Broadcast: Como o Brasil pode ser afetado em um cenário de recessão nos EUA?

Mesquita:
Crescimento mundial mais lento acaba também afetando o crescimento do Brasil. Os Estados Unidos em recessão é crescimento mundial mais lento. Por outro lado, a taxa de juros tenderia a não subir mais aqui ou eventualmente até cair depois desse ciclo que está começando agora, mas pode ser um ambiente mundial mais desafiador para emergentes.

Broadcast: E o Brasil corre o risco de enfrentar um período recessivo também?

Mesquita:
Não chega a ser uma recessão, mas é um vento de proa.

Broadcast: Qual o cenário do banco para o aperto monetário do Fed?

Mesquita:
A gente acha que o Fed leva a taxa básica (de juros nos EUA) próximo de 4% no fim de 2023, no fim do ciclo (de aperto monetário). Mas a gente também não acha que ele vai trabalhar para trazer a inflação de volta para 2%, mas que vai aceitar algo como 3%, 3,5%. O Fed continua preocupado com a atividade, com a situação dos mercados financeiros, dos preços de ativos, então, a gente não acha que ele vai, a qualquer custo, trazer a inflação de volta para os 2%.

Broadcast: Como os investidores estão enxergando as eleições no Brasil? É possível afirmar que o mercado financeiro aceita melhor um ou outro candidato, considerando os históricos? Ou o que importa é a agenda, independente de quem ganhe?

Mesquita:
Eu não acho que o mercado está ainda extremamente focado neste tema, ainda mais nesta semana, com tanta coisa acontecendo no mundo. O que o mercado resumidamente não quer ver são retrocessos, institucional e de política econômica. Com essa ótica, quando o mercado examinar a eleição com mais atenção, ele vai olhar esses critérios. Enfim, não foi um tema que tenha dominado as discussões. Talvez, até pudesse ser numa semana mundial mais tranquila, mas dado tudo o que está acontecendo no mundo, não foi o grande tema.

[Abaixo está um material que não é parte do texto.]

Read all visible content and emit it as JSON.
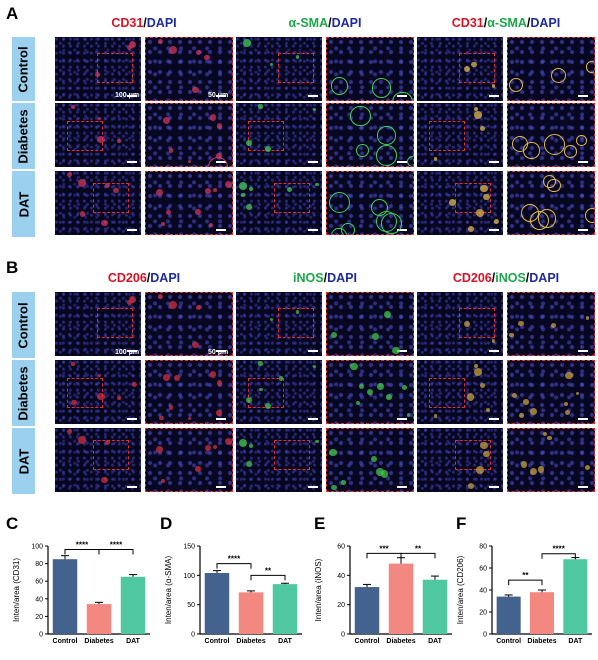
{
  "panels": {
    "A": "A",
    "B": "B",
    "C": "C",
    "D": "D",
    "E": "E",
    "F": "F"
  },
  "panelA": {
    "titles": [
      {
        "p1": "CD31",
        "p2": "/",
        "p3": "DAPI"
      },
      {
        "p1": "α-SMA",
        "p2": "/",
        "p3": "DAPI"
      },
      {
        "p1": "CD31",
        "p2": "/",
        "p3": "α-SMA",
        "p4": "/",
        "p5": "DAPI"
      }
    ],
    "rows": [
      "Control",
      "Diabetes",
      "DAT"
    ],
    "scale_big": "100 μm",
    "scale_small": "50 μm"
  },
  "panelB": {
    "titles": [
      {
        "p1": "CD206",
        "p2": "/",
        "p3": "DAPI"
      },
      {
        "p1": "iNOS",
        "p2": "/",
        "p3": "DAPI"
      },
      {
        "p1": "CD206",
        "p2": "/",
        "p3": "iNOS",
        "p4": "/",
        "p5": "DAPI"
      }
    ],
    "rows": [
      "Control",
      "Diabetes",
      "DAT"
    ],
    "scale_big": "100 μm",
    "scale_small": "50 μm"
  },
  "colors": {
    "control": "#44628e",
    "diabetes": "#f28880",
    "dat": "#4fc7a1"
  },
  "chart_data": [
    {
      "type": "bar",
      "panel": "C",
      "ylabel": "Inten/area (CD31)",
      "categories": [
        "Control",
        "Diabetes",
        "DAT"
      ],
      "values": [
        85,
        34,
        65
      ],
      "errors": [
        4,
        2,
        2.5
      ],
      "ylim": [
        0,
        100
      ],
      "yticks": [
        0,
        20,
        40,
        60,
        80,
        100
      ],
      "sig": [
        {
          "from": 0,
          "to": 1,
          "label": "****",
          "level": 96
        },
        {
          "from": 1,
          "to": 2,
          "label": "****",
          "level": 96
        }
      ]
    },
    {
      "type": "bar",
      "panel": "D",
      "ylabel": "Inten/area (α-SMA)",
      "categories": [
        "Control",
        "Diabetes",
        "DAT"
      ],
      "values": [
        104,
        71,
        85
      ],
      "errors": [
        4,
        2.5,
        1.5
      ],
      "ylim": [
        0,
        150
      ],
      "yticks": [
        0,
        50,
        100,
        150
      ],
      "sig": [
        {
          "from": 0,
          "to": 1,
          "label": "****",
          "level": 120
        },
        {
          "from": 1,
          "to": 2,
          "label": "**",
          "level": 100
        }
      ]
    },
    {
      "type": "bar",
      "panel": "E",
      "ylabel": "Inten/area (iNOS)",
      "categories": [
        "Control",
        "Diabetes",
        "DAT"
      ],
      "values": [
        32,
        48,
        37
      ],
      "errors": [
        1.8,
        4,
        2.5
      ],
      "ylim": [
        0,
        60
      ],
      "yticks": [
        0,
        20,
        40,
        60
      ],
      "sig": [
        {
          "from": 0,
          "to": 1,
          "label": "***",
          "level": 55
        },
        {
          "from": 1,
          "to": 2,
          "label": "**",
          "level": 55
        }
      ]
    },
    {
      "type": "bar",
      "panel": "F",
      "ylabel": "Inten/area (CD206)",
      "categories": [
        "Control",
        "Diabetes",
        "DAT"
      ],
      "values": [
        34,
        38,
        68
      ],
      "errors": [
        1.5,
        2,
        1.5
      ],
      "ylim": [
        0,
        80
      ],
      "yticks": [
        0,
        20,
        40,
        60,
        80
      ],
      "sig": [
        {
          "from": 0,
          "to": 1,
          "label": "**",
          "level": 49
        },
        {
          "from": 1,
          "to": 2,
          "label": "****",
          "level": 73
        }
      ]
    }
  ]
}
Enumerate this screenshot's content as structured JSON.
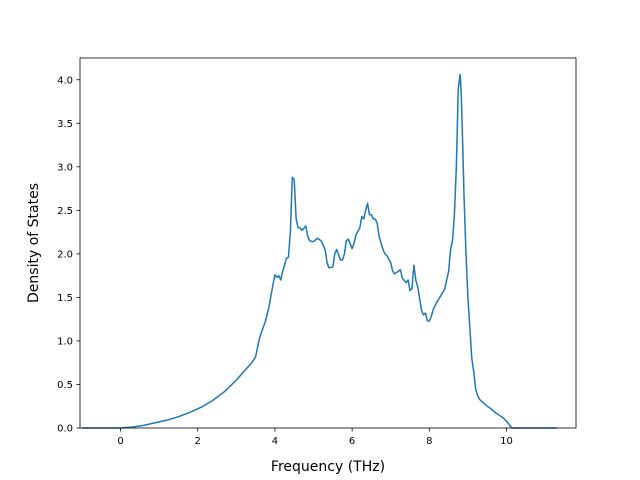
{
  "chart_data": {
    "type": "line",
    "title": "",
    "xlabel": "Frequency (THz)",
    "ylabel": "Density of States",
    "xlim": [
      -1.05,
      11.8
    ],
    "ylim": [
      0,
      4.25
    ],
    "xticks": [
      0,
      2,
      4,
      6,
      8,
      10
    ],
    "xtick_labels": [
      "0",
      "2",
      "4",
      "6",
      "8",
      "10"
    ],
    "yticks": [
      0.0,
      0.5,
      1.0,
      1.5,
      2.0,
      2.5,
      3.0,
      3.5,
      4.0
    ],
    "ytick_labels": [
      "0.0",
      "0.5",
      "1.0",
      "1.5",
      "2.0",
      "2.5",
      "3.0",
      "3.5",
      "4.0"
    ],
    "grid": false,
    "line_color": "#1f77b4",
    "series": [
      {
        "x": [
          -1.0,
          -0.5,
          0.0,
          0.3,
          0.6,
          0.9,
          1.2,
          1.5,
          1.8,
          2.1,
          2.4,
          2.7,
          3.0,
          3.2,
          3.4,
          3.5,
          3.6,
          3.65,
          3.75,
          3.85,
          3.95,
          4.0,
          4.05,
          4.1,
          4.15,
          4.2,
          4.3,
          4.35,
          4.4,
          4.45,
          4.5,
          4.55,
          4.6,
          4.65,
          4.7,
          4.8,
          4.85,
          4.9,
          5.0,
          5.1,
          5.2,
          5.3,
          5.35,
          5.4,
          5.5,
          5.55,
          5.6,
          5.7,
          5.75,
          5.8,
          5.85,
          5.9,
          6.0,
          6.05,
          6.1,
          6.2,
          6.25,
          6.3,
          6.35,
          6.4,
          6.45,
          6.5,
          6.55,
          6.6,
          6.65,
          6.7,
          6.8,
          6.85,
          6.9,
          7.0,
          7.05,
          7.1,
          7.2,
          7.25,
          7.3,
          7.4,
          7.45,
          7.5,
          7.55,
          7.6,
          7.65,
          7.7,
          7.8,
          7.85,
          7.9,
          7.95,
          8.0,
          8.05,
          8.1,
          8.2,
          8.3,
          8.4,
          8.5,
          8.55,
          8.6,
          8.65,
          8.7,
          8.75,
          8.8,
          8.83,
          8.85,
          8.9,
          8.95,
          9.0,
          9.05,
          9.1,
          9.15,
          9.2,
          9.25,
          9.3,
          9.4,
          9.5,
          9.6,
          9.7,
          9.8,
          9.9,
          10.0,
          10.05,
          10.1,
          10.15,
          10.2,
          10.3,
          10.8,
          11.3
        ],
        "y": [
          0.0,
          0.0,
          0.0,
          0.01,
          0.03,
          0.06,
          0.09,
          0.13,
          0.18,
          0.24,
          0.32,
          0.42,
          0.55,
          0.65,
          0.75,
          0.82,
          1.03,
          1.1,
          1.22,
          1.4,
          1.65,
          1.76,
          1.73,
          1.75,
          1.7,
          1.8,
          1.95,
          1.96,
          2.25,
          2.88,
          2.85,
          2.4,
          2.3,
          2.3,
          2.27,
          2.32,
          2.2,
          2.15,
          2.14,
          2.18,
          2.15,
          2.05,
          1.9,
          1.84,
          1.85,
          2.0,
          2.05,
          1.93,
          1.93,
          2.0,
          2.15,
          2.17,
          2.06,
          2.12,
          2.22,
          2.3,
          2.43,
          2.4,
          2.5,
          2.58,
          2.45,
          2.45,
          2.4,
          2.4,
          2.35,
          2.2,
          2.05,
          2.0,
          1.98,
          1.9,
          1.8,
          1.77,
          1.8,
          1.82,
          1.72,
          1.67,
          1.7,
          1.58,
          1.6,
          1.87,
          1.7,
          1.62,
          1.35,
          1.3,
          1.32,
          1.23,
          1.23,
          1.28,
          1.36,
          1.45,
          1.52,
          1.6,
          1.8,
          2.05,
          2.15,
          2.45,
          3.0,
          3.9,
          4.06,
          3.8,
          3.5,
          2.65,
          2.0,
          1.5,
          1.15,
          0.8,
          0.65,
          0.45,
          0.37,
          0.33,
          0.29,
          0.25,
          0.22,
          0.18,
          0.15,
          0.12,
          0.08,
          0.05,
          0.02,
          0.0,
          0.0,
          0.0,
          0.0,
          0.0
        ]
      }
    ]
  }
}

Mas é isso, sem retrocesso institucional, sem retrocesso econômico.

Broadcast: Quando fala de retrocesso institucional, esse é um tema que ainda coloca o Brasil em evidência? No Brasil, no ano passado, tivemos um tensionamento maior entre os poderes. Isso é uma coisa que pode pesar para o investidor?

Mesquita:
Esse tema está realçado por tudo o que está acontecendo no mundo. Então, o tema institucional, as pessoas prestam mais atenção do que prestavam antes do Brexit (saída do Reino Unido da União Europeia) ou antes do (ex-presidente dos EUA, Donald) Trump. E tem também o tema do retrocesso econômico. Você escuta o que vai ser da agenda de privatização, de reformas, para onde o Brasil vai caminhar, enfim, começa a ter perguntas sobre isso, mas, assim, não é que seja o foco. Nenhuma das reuniões em que eu participei, esse foi o grande tema. Ainda tem muito foco no curtíssimo prazo dada essa volatilidade toda.

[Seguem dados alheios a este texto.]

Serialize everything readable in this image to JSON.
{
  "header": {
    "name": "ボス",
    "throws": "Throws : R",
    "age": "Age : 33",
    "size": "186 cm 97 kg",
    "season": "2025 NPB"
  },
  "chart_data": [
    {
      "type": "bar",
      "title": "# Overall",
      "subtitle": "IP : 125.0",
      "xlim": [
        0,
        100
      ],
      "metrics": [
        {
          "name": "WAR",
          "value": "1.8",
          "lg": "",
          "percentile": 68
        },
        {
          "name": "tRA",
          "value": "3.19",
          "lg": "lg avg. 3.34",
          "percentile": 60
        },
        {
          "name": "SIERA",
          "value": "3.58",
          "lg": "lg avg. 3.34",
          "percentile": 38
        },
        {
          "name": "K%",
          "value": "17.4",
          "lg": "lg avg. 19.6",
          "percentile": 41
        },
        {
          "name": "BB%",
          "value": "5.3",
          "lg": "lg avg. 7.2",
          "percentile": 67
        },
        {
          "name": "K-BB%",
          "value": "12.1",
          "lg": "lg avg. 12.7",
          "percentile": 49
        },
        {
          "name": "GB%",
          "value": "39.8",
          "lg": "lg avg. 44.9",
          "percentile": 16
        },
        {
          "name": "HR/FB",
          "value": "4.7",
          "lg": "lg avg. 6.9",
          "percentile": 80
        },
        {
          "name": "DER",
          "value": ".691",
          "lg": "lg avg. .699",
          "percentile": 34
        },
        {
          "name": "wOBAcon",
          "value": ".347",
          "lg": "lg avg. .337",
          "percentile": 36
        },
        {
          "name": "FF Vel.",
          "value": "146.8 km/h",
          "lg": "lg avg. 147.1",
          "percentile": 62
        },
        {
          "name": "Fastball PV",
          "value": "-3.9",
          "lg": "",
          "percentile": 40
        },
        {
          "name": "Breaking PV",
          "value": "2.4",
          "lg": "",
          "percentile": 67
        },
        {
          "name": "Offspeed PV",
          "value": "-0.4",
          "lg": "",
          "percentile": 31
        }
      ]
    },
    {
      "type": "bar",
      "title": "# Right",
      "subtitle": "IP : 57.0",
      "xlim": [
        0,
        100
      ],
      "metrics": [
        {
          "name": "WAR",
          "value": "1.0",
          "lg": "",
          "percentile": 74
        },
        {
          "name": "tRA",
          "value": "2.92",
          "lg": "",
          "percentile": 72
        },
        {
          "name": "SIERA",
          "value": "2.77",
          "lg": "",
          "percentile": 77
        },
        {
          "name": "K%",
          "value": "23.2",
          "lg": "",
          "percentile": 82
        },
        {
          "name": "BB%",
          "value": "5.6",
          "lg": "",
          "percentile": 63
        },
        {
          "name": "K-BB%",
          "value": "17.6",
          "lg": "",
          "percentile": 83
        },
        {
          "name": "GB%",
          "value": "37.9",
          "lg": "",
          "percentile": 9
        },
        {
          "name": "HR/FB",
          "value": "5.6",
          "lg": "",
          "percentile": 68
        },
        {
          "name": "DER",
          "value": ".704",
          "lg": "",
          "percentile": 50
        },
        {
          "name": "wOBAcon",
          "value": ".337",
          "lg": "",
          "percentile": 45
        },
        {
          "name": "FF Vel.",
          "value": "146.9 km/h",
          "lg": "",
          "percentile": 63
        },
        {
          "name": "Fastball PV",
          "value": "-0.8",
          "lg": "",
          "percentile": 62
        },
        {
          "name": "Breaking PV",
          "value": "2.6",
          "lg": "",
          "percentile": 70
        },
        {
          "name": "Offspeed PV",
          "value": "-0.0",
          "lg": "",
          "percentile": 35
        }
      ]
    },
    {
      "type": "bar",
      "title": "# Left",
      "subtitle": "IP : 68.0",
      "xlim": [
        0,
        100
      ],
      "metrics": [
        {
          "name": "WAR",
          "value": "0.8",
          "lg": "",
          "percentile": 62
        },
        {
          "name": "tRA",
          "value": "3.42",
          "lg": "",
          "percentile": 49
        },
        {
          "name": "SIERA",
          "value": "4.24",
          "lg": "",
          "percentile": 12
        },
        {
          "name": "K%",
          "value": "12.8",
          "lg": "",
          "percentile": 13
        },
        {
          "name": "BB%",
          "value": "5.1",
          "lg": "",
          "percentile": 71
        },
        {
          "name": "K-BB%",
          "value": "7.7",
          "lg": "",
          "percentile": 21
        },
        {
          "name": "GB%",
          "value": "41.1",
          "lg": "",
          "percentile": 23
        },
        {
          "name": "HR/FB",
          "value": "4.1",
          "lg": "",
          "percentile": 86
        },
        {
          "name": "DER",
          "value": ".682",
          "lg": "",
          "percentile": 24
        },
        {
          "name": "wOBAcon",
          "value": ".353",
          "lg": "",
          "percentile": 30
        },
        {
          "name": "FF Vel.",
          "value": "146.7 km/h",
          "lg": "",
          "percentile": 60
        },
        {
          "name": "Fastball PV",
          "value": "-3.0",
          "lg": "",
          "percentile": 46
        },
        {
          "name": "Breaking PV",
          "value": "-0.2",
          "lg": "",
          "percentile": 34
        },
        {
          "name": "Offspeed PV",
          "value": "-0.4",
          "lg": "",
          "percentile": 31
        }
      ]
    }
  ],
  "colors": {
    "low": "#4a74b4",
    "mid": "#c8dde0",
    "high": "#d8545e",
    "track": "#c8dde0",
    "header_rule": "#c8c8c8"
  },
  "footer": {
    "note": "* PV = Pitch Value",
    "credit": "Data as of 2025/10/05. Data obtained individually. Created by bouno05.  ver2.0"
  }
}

Broadcast: Mas, na sua opinião, a depender do candidato que vencer nas urnas, em outubro, a gente pode ter retrocesso institucional ou econômico. Enxerga esse risco?

Mesquita:
Os investidores estão preocupados com isso, tá. Eu acho que as instituições do País são sólidas, que as reformas econômicas adotadas em 2016 têm uma lógica importante e que elas devem contribuir para o Brasil voltar a crescer. As reformas ainda não estão completas. Agora, sempre tem incerteza. As políticas econômicas ainda vão ser debatidas durante a campanha. A gente vai aprender mais sobre elas nos próximos meses e vai poder formar uma opinião mais balizada.

Broadcast: Passado o pleito, tem 2023. De forma geral, como deve ser o primeiro ano?

Mesquita:
O fiscal está melhorando no curto prazo, o resultado primário melhor, a dívida mais bem comportada, sem dúvida, mas quando a gente faz simulações de médio prazo, a gente observa uma tendência de alta, especialmente se o gasto real voltar a crescer todo ano como crescia até 2016. Se o gasto voltar a crescer todo ano, aquelas ideias de tirar um item ou outro do gasto, é um pouco de autoengano porque, no fim contas, o gasto e a dívida aumentam, a dívida tem de ser financiada. Se você gastar mais, para fechar as contas, vai ter de tributar mais. Pode ser que no ano que vem a gente tenha uma grande discussão nacional sobre gasto e imposto, que é normal das democracias. É uma decisão que a sociedade vai tomar. Se não, emitir mais dívida, mas já é 80% do PIB, não é uma herança brilhante que a gente vai deixar para as próximas gerações.